Since many people are not aware of this ‘treasure hunt’ a geocacher will cautiously pick up the cache, sign the log as a ‘finder’, perhaps check the contents, place their own trinket or marker in the container, and discretely placed back for the next geocacher. If a cache is ‘raided’ by someone not familiar with the game, the person is called a ‘muggle’ and the cache is considered ‘muggled.’ That’s one reason why cachers are cautious about finding a cache and secretive about placing it back. The entire geocaching community is expected to work on the ‘honor system.’
Any person can place a cache for others to find and there are many twists and turns to the hunt. For instance, there may be geo coins in the cache, swag items and travel bugs which move from cache to cache, city to city and even around the world.

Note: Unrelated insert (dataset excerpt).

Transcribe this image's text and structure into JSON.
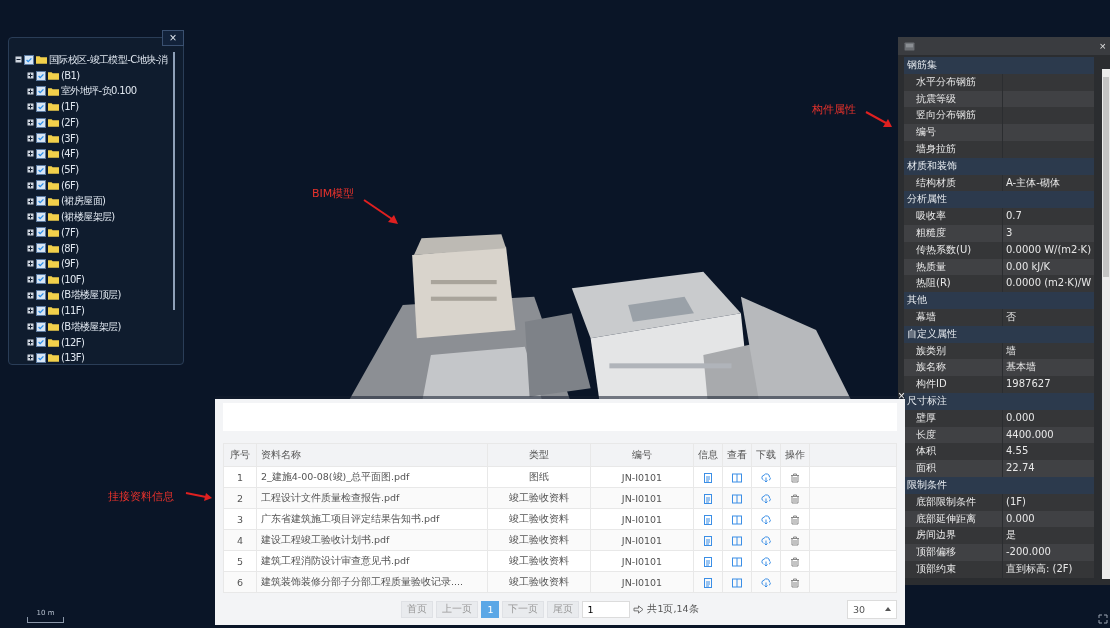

These inquisitive and game playing groups who search the world over believe in the credo, “cache in, trash out” so they’re collectively helping the environment as they play this fun treasure hunt game.
By the way, cachers usually don’t use their real names but use caching names. In Jim and Rita’s case, they’re known as legna and sOulbAit and thanks to them, St. Augustine has another first and only…the State of Florida GEOCAC benchmark.